Oxydes magnétiques semiconducteurs
 
 
 
 
 
 
 
 
 
 

 

Magnétisme d'une couche d'oxyde magnétique ultra-mince


L’intérêt fondamental du magnétisme d’un oxyde en couche mince réside dans le fait que, théoriquement, l’ordre magnétique de longue portée d’un système isotrope n'existe pas en deux dimensions. En pratique, les systèmes d’études ne sont que très rarement isotropes et présentent normalement un régime transitoire entre le comportement d’une couche magnétique 2D et celui d’un matériau 3D. Par conséquent, il devient intéressant d’étudier l’influence de la surface ou d’une interface sur cet ordre magnétique dans le régime transitoire quand les dimensions sont suffisamment réduites.

 

 
Une monocouche d'atomes magnétiques 2D présente un ordre magnétique de longue portée uniquement en présence d'une anisotropie de surface.
 
Un film magnétique d' épaisseur moyenne présente une compétition entre l'anisotropie de surface et l'anisotropie de forme due au champ dipolaire.
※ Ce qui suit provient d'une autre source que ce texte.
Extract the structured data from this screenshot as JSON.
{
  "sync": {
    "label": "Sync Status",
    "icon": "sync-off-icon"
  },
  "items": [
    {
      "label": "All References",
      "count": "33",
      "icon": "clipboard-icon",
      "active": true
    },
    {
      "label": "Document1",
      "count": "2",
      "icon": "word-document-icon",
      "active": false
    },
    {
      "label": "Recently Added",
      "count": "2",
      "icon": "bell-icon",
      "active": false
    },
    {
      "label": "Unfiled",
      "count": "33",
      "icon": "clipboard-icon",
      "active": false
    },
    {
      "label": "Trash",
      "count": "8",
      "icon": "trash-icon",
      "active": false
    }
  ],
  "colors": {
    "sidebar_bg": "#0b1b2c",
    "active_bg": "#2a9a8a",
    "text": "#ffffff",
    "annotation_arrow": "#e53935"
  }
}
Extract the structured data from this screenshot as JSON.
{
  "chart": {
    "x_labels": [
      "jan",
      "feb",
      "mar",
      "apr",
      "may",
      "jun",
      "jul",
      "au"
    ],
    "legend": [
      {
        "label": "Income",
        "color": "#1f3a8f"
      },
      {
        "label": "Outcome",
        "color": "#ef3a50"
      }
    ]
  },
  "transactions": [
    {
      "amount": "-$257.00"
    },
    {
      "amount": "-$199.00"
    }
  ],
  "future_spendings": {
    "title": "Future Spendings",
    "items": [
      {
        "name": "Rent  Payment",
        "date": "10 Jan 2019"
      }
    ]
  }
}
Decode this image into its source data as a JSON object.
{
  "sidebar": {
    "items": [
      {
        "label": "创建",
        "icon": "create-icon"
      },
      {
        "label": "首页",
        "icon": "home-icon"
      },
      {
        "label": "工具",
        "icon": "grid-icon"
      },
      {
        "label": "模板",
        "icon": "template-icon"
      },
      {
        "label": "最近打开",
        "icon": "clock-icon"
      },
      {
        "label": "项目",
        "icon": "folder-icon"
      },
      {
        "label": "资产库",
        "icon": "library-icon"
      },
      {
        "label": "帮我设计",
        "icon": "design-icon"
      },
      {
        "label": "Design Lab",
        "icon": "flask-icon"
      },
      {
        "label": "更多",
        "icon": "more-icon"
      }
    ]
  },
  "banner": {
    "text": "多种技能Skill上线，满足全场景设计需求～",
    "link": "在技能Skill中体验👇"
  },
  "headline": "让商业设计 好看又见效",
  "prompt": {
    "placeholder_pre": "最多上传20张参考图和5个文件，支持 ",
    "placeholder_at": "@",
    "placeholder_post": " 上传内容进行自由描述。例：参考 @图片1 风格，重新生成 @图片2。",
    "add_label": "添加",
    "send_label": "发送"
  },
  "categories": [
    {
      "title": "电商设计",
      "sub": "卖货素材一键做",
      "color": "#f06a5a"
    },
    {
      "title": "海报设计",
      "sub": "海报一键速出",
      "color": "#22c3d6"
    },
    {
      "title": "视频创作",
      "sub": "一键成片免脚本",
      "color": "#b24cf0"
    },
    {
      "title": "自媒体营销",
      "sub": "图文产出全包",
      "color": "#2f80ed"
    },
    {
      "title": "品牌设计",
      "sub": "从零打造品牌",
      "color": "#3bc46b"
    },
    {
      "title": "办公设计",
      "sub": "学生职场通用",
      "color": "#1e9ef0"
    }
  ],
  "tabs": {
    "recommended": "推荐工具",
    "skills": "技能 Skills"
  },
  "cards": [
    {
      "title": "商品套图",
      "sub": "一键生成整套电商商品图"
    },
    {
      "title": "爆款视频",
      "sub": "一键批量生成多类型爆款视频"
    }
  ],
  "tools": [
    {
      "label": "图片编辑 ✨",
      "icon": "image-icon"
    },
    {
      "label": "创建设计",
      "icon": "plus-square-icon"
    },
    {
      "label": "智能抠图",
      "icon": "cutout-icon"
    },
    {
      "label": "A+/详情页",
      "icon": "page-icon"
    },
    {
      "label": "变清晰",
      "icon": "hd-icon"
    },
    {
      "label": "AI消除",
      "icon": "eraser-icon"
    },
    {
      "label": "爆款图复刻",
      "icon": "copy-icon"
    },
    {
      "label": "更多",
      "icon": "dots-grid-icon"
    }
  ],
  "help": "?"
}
Cette brisure de la symétrie cristalline en surface peut avoir des conséquences très importantes sur les propriétés magnétiques. En effet, comme les liaisons chimiques des atomes de surface sont libres, un ré-arrangement de ces atomes de surface peut réduire considérablement l’énergie libre du cristal. Comme, dans les oxydes, le couplage magnétique se fait par échange indirecte (superéchange) via les atomes d’oxygène, un ré-arrangement de la structure atomique en surface peut engendrer une modification de ce couplage magnétique, et il peut donc en résulter d'importantes modifications des propriétés magnétiques.

Couplage magnétique par super-échange.

Cela nous amène à nous poser les questions suivantes :

/1/ Est-ce que le magnétisme de surface d’une couche mince et/ou ultramince d’oxyde magnétiques se comporte de la même manière qu’une couche métallique ?

Etude: Magnétisme de couche minces d'orthoferrites (page en construction)

/2/ Est-ce qu’il est possible d’observer une augmentation du moment magnétique dû à l'influence de la surface ?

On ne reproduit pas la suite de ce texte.